I can see where Dustin is coming from here, and my (simple) understanding of evolution is that it is driven by two primary factors - variation and selection. Humans, via our technology, seem to have reached a point where we can control the selection part of this equation, which means that all we're left with is variation.
Evolution is a numbers game; the genes which proliferate further across generations determine the nature of the organism and the ability for each population to interbreed with other gene pools. Variation, whether it results from point mutation, genetic combinations, chromosomal changes or transposon exchanges (to name but a few ways variation can occur) will always arise within a gene pool. The question is whether the variations bleed out into a background static or come to dominate the majority of individuals within a population.
Two populations separated from one another geographically yet facing similar selection pressures will, over time, speciate solely due to genetic drift. Humans have no geographical isolation, however genetic drift will still isolate the species from ancestoral populations over time.
So my question is: Can genetic variation by itself qualify as evolution?
I'm not sure what you mean by this. Evolution is the progress of genetic variation over time. Speciation is the genetic isolation of populations from one another, preventing them from exchanging genetic variation.
At the risk of elaborating, it seems that any inter-generational genetic variation is either;
- benign (ie. has no impact on survival),
- disadvantageous to survival but allowed to persist by modern society. ie. individual wealth, ethical considerations and medical technology,
- advantageous to survival but normalised by modern society. ie. technological control of the environment and ethical rejection of "eugenic" style selection mechanisms.
True. The environment is more controlled for humans, and proliferation of genes through a population - where it once relied on the competition of numbers of offspring - now relies less on a 'survival of the fittest' strategy. Fitness in human environments does not automatically equate greater proliferation of one's own genes. Genetic drift, however, over a long period of time will see some change.

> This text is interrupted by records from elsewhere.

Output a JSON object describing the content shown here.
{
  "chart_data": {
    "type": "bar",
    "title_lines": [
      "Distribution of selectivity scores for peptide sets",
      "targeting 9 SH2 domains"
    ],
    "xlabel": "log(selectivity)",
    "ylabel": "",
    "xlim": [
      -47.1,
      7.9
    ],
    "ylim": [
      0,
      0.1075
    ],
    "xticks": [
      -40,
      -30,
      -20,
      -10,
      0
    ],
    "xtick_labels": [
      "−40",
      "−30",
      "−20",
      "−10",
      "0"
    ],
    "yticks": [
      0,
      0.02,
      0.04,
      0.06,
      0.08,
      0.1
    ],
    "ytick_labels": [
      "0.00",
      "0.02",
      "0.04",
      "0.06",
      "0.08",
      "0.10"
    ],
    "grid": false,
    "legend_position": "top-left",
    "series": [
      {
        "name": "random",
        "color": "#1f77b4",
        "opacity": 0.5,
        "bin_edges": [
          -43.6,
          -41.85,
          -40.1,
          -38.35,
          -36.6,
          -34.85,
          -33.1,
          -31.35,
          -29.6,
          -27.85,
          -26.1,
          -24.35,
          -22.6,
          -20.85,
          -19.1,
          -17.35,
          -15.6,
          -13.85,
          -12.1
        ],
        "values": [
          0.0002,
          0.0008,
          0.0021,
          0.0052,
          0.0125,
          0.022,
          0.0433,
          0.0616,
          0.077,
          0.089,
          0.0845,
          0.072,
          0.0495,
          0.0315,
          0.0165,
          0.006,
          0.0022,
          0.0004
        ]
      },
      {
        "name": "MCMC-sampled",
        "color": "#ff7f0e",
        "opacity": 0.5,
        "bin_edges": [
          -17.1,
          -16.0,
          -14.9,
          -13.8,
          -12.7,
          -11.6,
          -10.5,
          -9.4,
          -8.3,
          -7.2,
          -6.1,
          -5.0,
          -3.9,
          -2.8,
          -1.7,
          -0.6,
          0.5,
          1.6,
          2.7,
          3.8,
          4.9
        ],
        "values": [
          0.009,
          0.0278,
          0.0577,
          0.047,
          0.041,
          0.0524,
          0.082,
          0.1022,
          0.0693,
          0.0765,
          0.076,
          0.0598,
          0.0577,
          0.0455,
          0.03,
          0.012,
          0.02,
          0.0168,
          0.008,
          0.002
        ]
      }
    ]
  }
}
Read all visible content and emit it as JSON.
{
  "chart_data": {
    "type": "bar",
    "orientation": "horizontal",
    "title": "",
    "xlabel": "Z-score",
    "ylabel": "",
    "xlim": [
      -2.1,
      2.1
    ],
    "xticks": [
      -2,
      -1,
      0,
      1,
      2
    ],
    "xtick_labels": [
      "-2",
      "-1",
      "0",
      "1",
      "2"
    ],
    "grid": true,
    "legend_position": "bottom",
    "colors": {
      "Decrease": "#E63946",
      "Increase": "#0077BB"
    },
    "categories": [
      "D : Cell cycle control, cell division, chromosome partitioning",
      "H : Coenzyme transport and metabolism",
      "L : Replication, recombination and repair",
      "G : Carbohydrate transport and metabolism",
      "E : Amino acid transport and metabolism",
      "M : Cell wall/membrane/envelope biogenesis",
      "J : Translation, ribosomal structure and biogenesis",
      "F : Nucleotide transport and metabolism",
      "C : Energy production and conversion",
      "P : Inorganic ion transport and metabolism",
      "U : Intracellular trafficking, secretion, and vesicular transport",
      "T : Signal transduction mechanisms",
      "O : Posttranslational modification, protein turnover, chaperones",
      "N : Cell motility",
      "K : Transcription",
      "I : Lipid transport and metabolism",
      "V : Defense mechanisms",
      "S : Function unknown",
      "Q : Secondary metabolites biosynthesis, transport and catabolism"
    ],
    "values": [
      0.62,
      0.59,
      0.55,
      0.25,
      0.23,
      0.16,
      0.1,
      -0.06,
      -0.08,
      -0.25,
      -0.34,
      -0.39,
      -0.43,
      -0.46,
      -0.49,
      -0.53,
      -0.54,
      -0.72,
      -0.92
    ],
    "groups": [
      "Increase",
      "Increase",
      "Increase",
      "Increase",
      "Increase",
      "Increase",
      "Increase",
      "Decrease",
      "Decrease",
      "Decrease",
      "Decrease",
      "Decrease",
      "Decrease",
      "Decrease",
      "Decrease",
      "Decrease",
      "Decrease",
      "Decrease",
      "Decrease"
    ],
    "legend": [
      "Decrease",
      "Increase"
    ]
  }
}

My view is that with current technological progress, we will eventually manipulate our genes with increasing confidence to control the genetic change over time. While these are novel selection pressures (intentional, indeed almost Lamarckian in a way), they are still evolutionary.
So human evolution will only come about if there is a dramatic shift in the environment (eg. climate, disease etc.) that surpasses our technological abilities, or we engineer it ourselves - which you may or may not classify as "natural".
That's about the sum of it. Of course, technology - as it is - is unlikely to stagnate. If it does, there are environmental changes which will inevitably surpass current progress. If it continues to improve, the likelihood of environmental shifts impacting on us will decrease, yet out ability to change our own genetic variation will continue to increase. Either way, a form of evolution will continue to occur.